The 'Cite while you write' feature, which builds the reference list as you insert citations in the text has been improved by allowing notes to be added to citations and by making it easier to design a custom layout for the bibliography. It is also possible quickly to remove field codes when submitting a paper to a publisher who requires papers to be submitted without field codes.. To do this, you should first make a copy of your paper, preferably giving it a new name. You then, if using Word, go to the Edit menu, then Select all (which highlights the entire document), then hit Ctrl-Shift-F9 to unlink the text citations from the bibliography. One might also add, for the benefit of anyone submitting to Information Research, that you should do this before converting a Word document to HTML.
There are some 700 output styles for automatic formatting of the bibliography but, strangely, only two are identified as being in the 'Information Sciences' disciplinary area: MD Computing (which I have to admit I'd never heard of, but which turns out to be a free circulation magazine on health informatics.) and Information Systems Journal. No sign of JASIST, Journal of Documentation, Library Quarterly, Journal of Information Science, Journal of Library and Information Science, or even Information Research. In other words not one of what we might think of as the core journals in the field. I've remarked on this before in reviews of both EndNote and Reference Manager, but it doesn't seem to do any good. I have now requested a style for Information Research and will update this review with news when, and if, it happens.
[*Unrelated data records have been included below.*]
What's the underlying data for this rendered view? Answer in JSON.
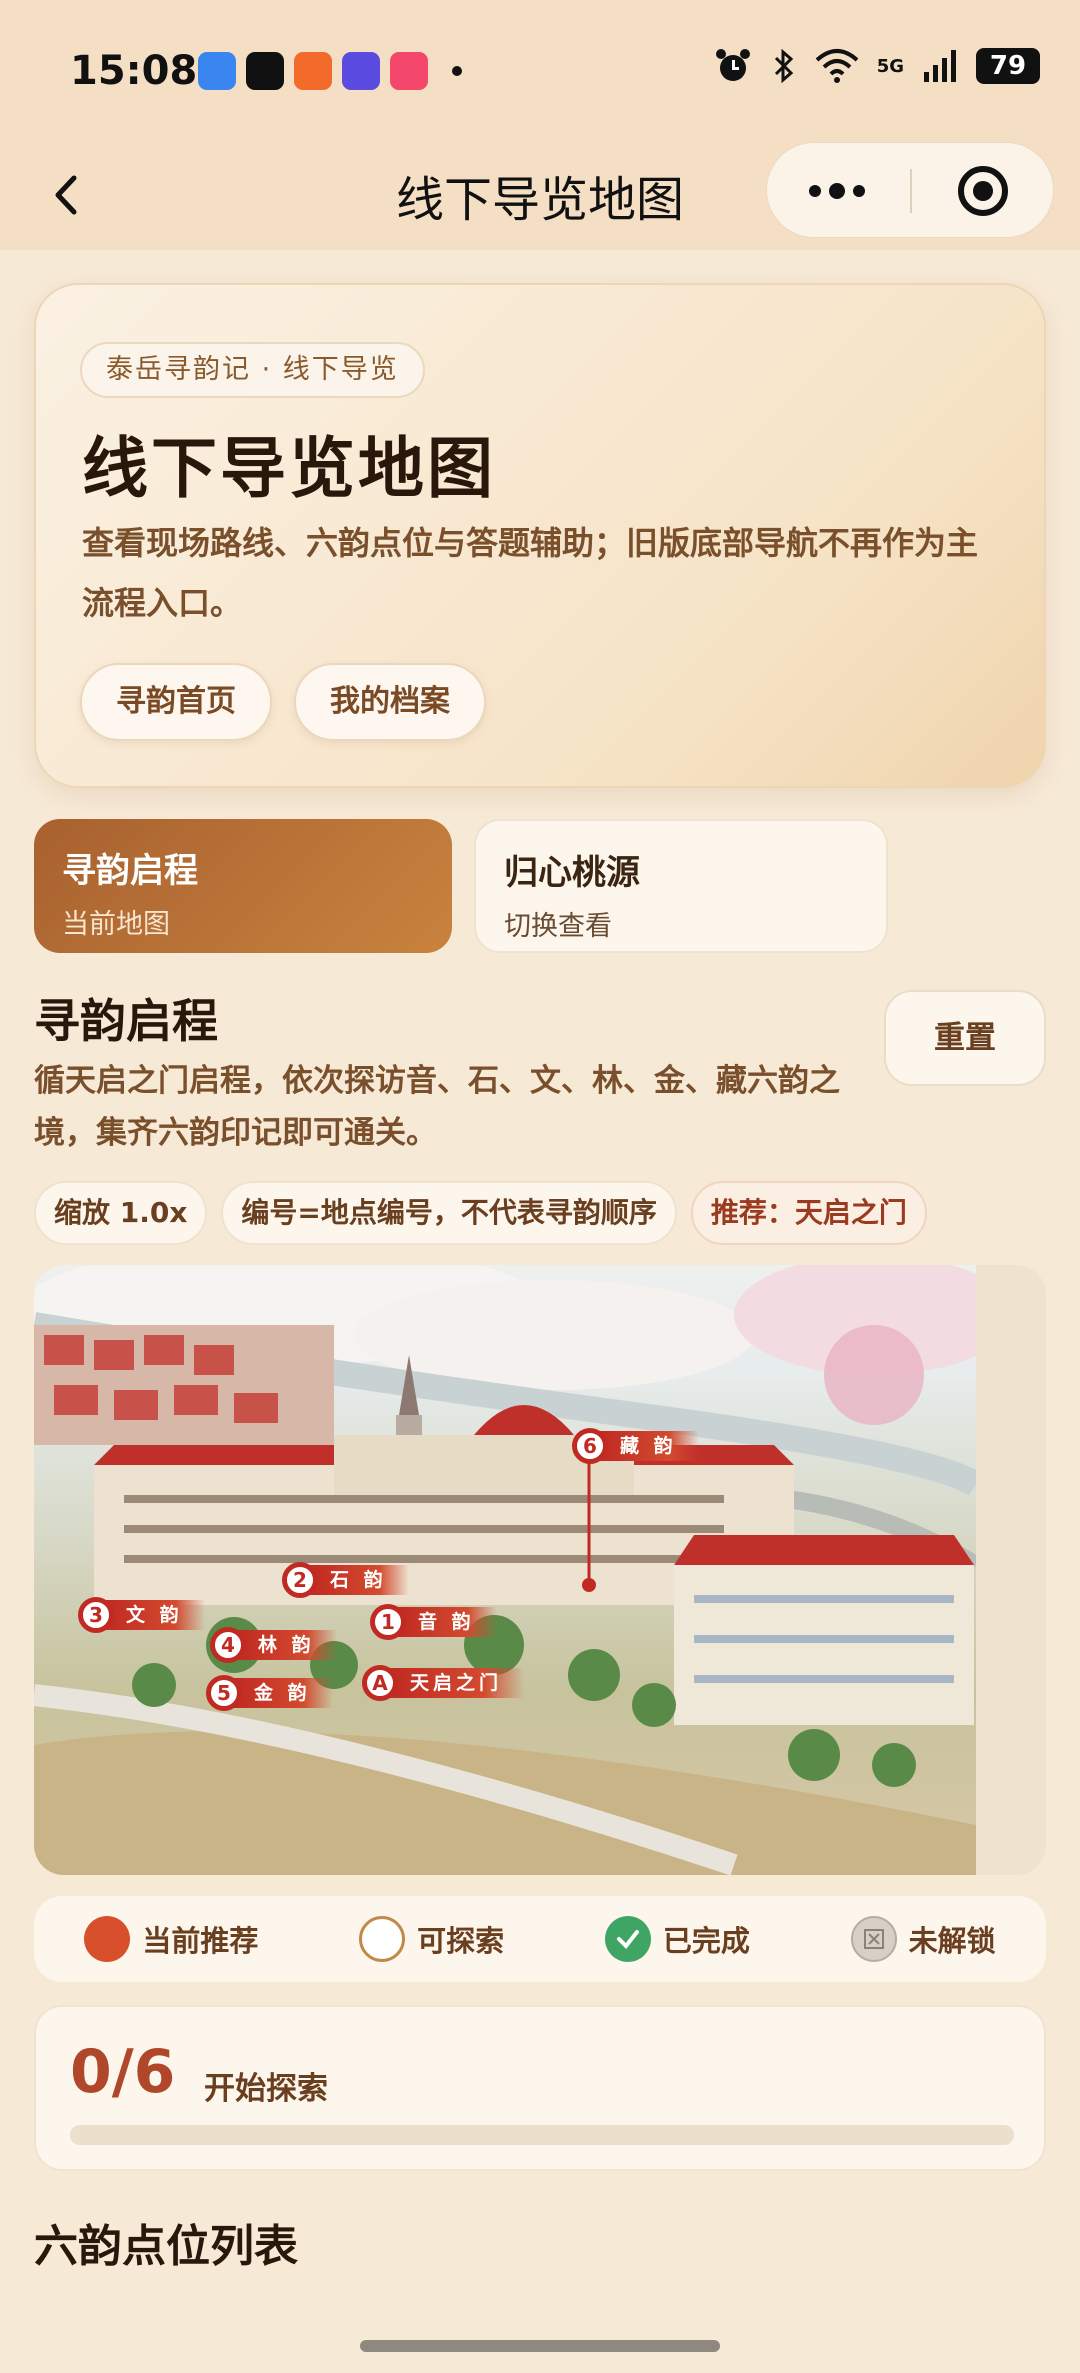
{
  "status_bar": {
    "time": "15:08",
    "battery": "79",
    "network": "5G"
  },
  "navbar": {
    "title": "线下导览地图"
  },
  "hero": {
    "tag": "泰岳寻韵记 · 线下导览",
    "title": "线下导览地图",
    "description": "查看现场路线、六韵点位与答题辅助；旧版底部导航不再作为主流程入口。",
    "buttons": [
      "寻韵首页",
      "我的档案"
    ]
  },
  "routes": [
    {
      "title": "寻韵启程",
      "subtitle": "当前地图",
      "active": true
    },
    {
      "title": "归心桃源",
      "subtitle": "切换查看",
      "active": false
    }
  ],
  "section": {
    "title": "寻韵启程",
    "description": "循天启之门启程，依次探访音、石、文、林、金、藏六韵之境，集齐六韵印记即可通关。",
    "reset_label": "重置"
  },
  "chips": {
    "zoom": "缩放 1.0x",
    "note": "编号=地点编号，不代表寻韵顺序",
    "recommend": "推荐：天启之门"
  },
  "map_markers": [
    {
      "id": "6",
      "label": "藏 韵"
    },
    {
      "id": "2",
      "label": "石 韵"
    },
    {
      "id": "3",
      "label": "文 韵"
    },
    {
      "id": "1",
      "label": "音 韵"
    },
    {
      "id": "4",
      "label": "林 韵"
    },
    {
      "id": "5",
      "label": "金 韵"
    },
    {
      "id": "A",
      "label": "天启之门"
    }
  ],
  "legend": [
    "当前推荐",
    "可探索",
    "已完成",
    "未解锁"
  ],
  "progress": {
    "count": "0/6",
    "label": "开始探索",
    "fraction": 0
  },
  "list_title": "六韵点位列表",
  "colors": {
    "accent": "#c9833e",
    "marker": "#c12a22",
    "done": "#3fa565",
    "current": "#d84f2b"
  }
}
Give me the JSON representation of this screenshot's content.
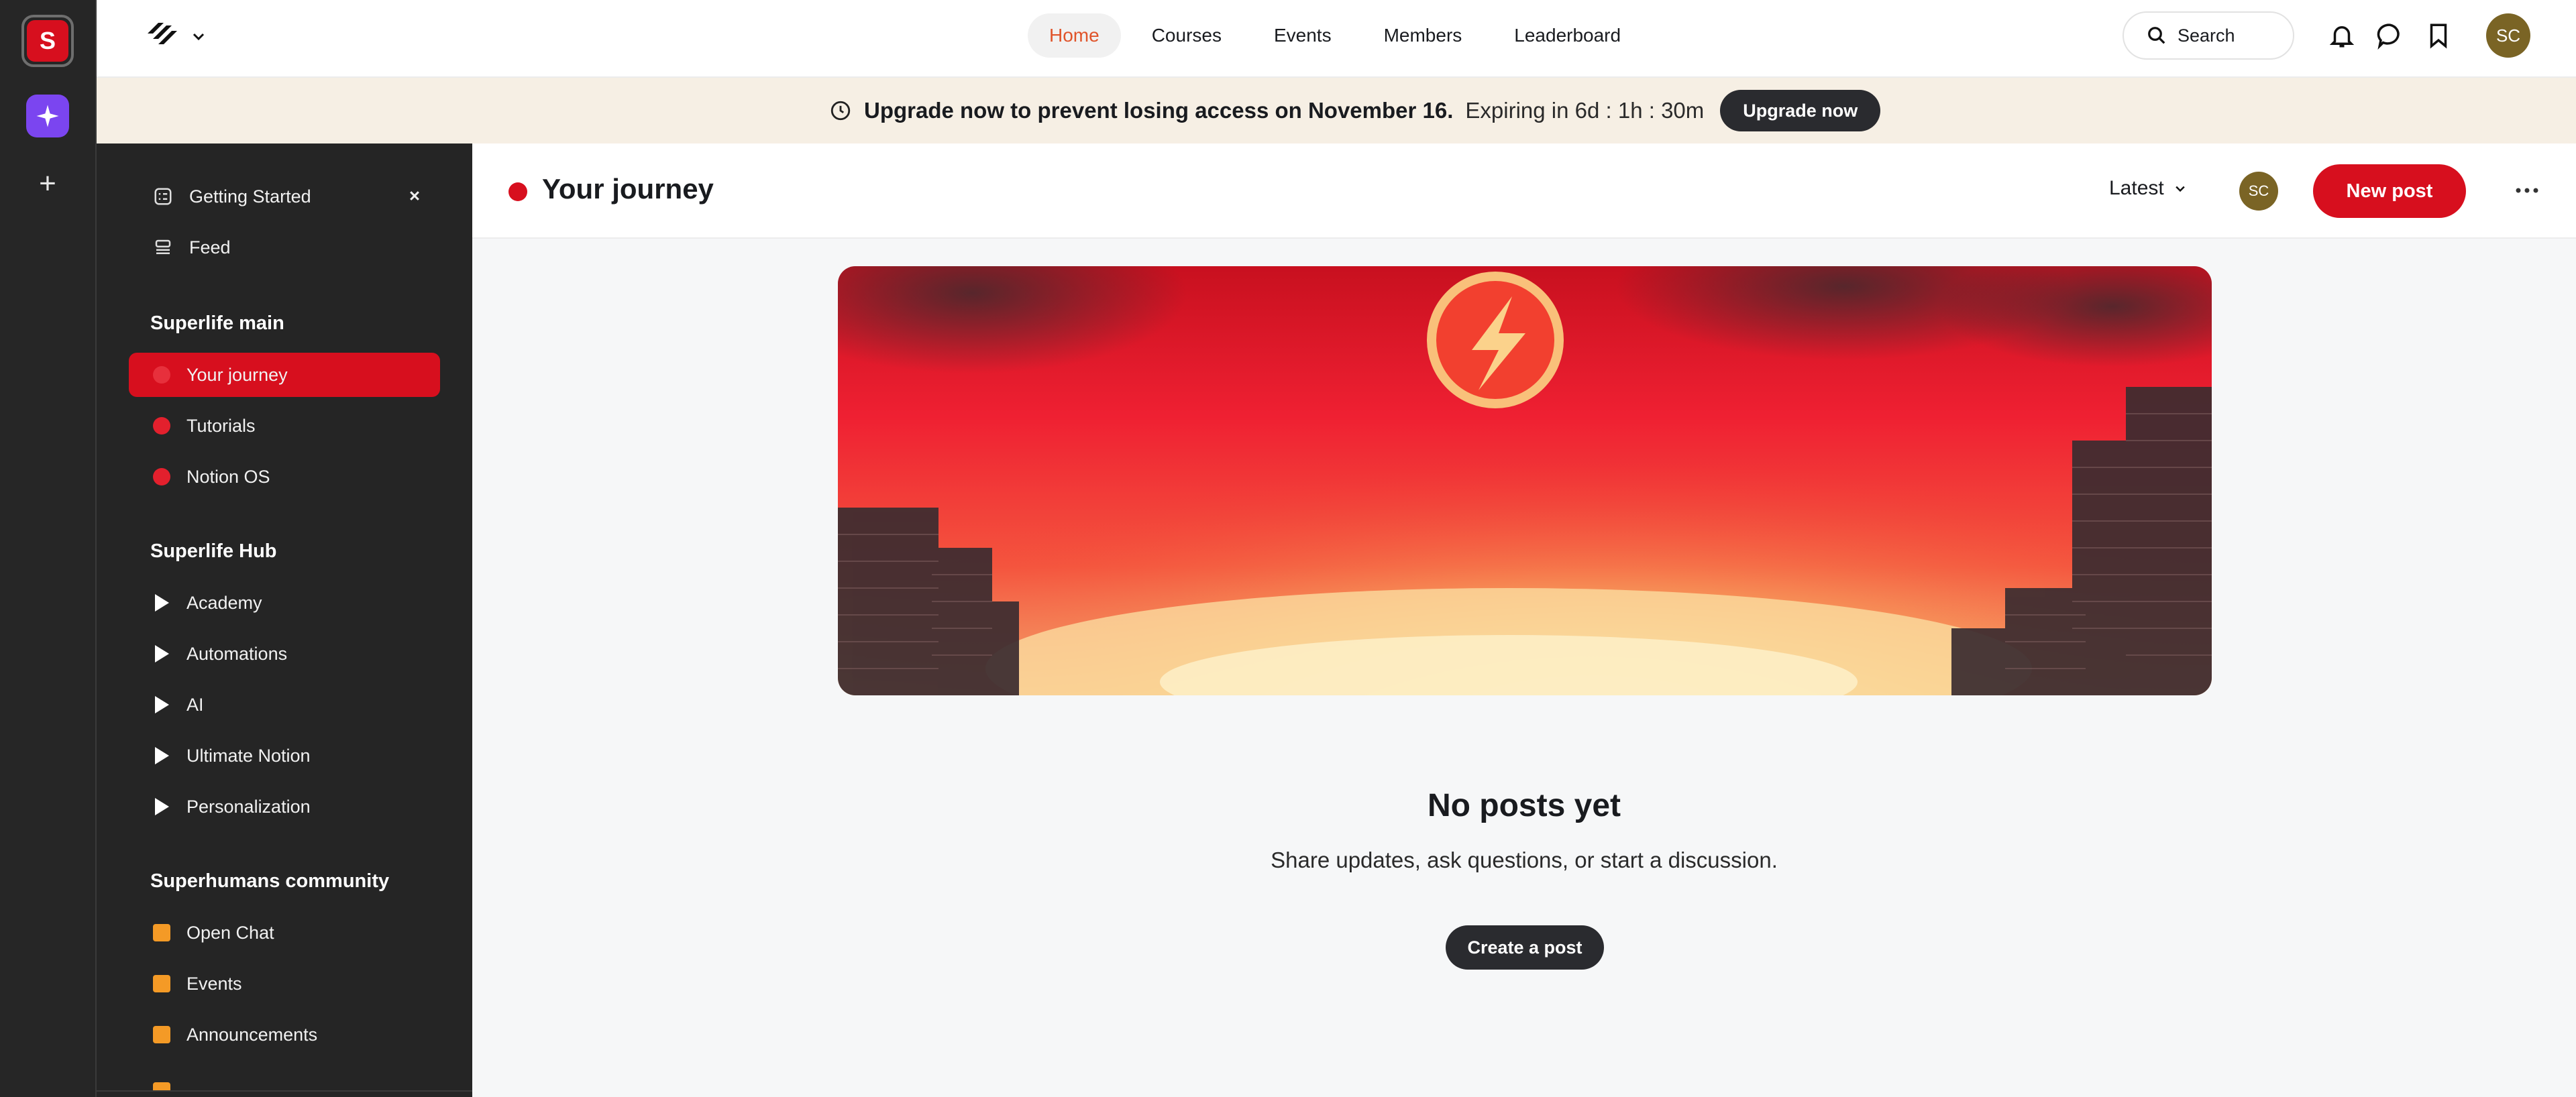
{
  "rail": {
    "community_initial": "S"
  },
  "header": {
    "nav": [
      "Home",
      "Courses",
      "Events",
      "Members",
      "Leaderboard"
    ],
    "search_label": "Search",
    "user_initials": "SC"
  },
  "banner": {
    "message": "Upgrade now to prevent losing access on November 16.",
    "expiry": "Expiring in 6d : 1h : 30m",
    "button": "Upgrade now"
  },
  "sidebar": {
    "top_items": [
      "Getting Started",
      "Feed"
    ],
    "sections": [
      {
        "title": "Superlife main",
        "items": [
          "Your journey",
          "Tutorials",
          "Notion OS"
        ]
      },
      {
        "title": "Superlife Hub",
        "items": [
          "Academy",
          "Automations",
          "AI",
          "Ultimate Notion",
          "Personalization"
        ]
      },
      {
        "title": "Superhumans community",
        "items": [
          "Open Chat",
          "Events",
          "Announcements"
        ]
      }
    ]
  },
  "main": {
    "title": "Your journey",
    "sort": "Latest",
    "avatar_initials": "SC",
    "new_post": "New post",
    "empty_title": "No posts yet",
    "empty_subtitle": "Share updates, ask questions, or start a discussion.",
    "create_button": "Create a post"
  },
  "colors": {
    "brand_red": "#d70f1e",
    "accent_orange": "#e0542a",
    "rail_purple": "#7b45f0",
    "sidebar_bg": "#252525"
  }
}
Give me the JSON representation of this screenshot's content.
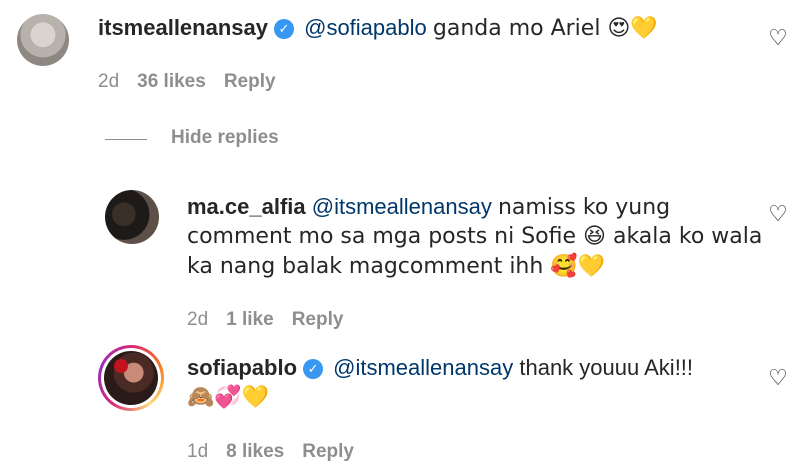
{
  "comments": [
    {
      "username": "itsmeallenansay",
      "verified": true,
      "mention": "@sofiapablo",
      "lines": [
        "ganda mo Ariel 😍💛"
      ],
      "time": "2d",
      "likes": "36 likes",
      "reply_label": "Reply"
    },
    {
      "username": "ma.ce_alfia",
      "verified": false,
      "mention": "@itsmeallenansay",
      "lines": [
        "namiss ko yung",
        "comment mo sa mga posts ni Sofie 😆 akala ko wala",
        "ka nang balak magcomment ihh 🥰💛"
      ],
      "time": "2d",
      "likes": "1 like",
      "reply_label": "Reply"
    },
    {
      "username": "sofiapablo",
      "verified": true,
      "mention": "@itsmeallenansay",
      "lines": [
        "thank youuu Aki!!!",
        "🙈💞💛"
      ],
      "time": "1d",
      "likes": "8 likes",
      "reply_label": "Reply"
    }
  ],
  "hide_replies_label": "Hide replies",
  "icons": {
    "like": "heart-outline-icon",
    "verified": "verified-badge-icon"
  }
}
Updated styles and connections to on-line databases from services such as Silverplatter, OCLC First Search, EBSCO and DataStar. In addition, you can connect directly to Web of Science (assuming you have a password) and download references directly to Reference Manager.
Reference Manager is powerful system and the network version could provide an academic department or research group with access to common databases. It's capabilities for downloading from a wide variety of on-line sources are a powerful aid to building bibliographies, and its Cite While You Write feature makes the process of building citations into a paper easy and straightforward. You can test the package by downloading the demo version.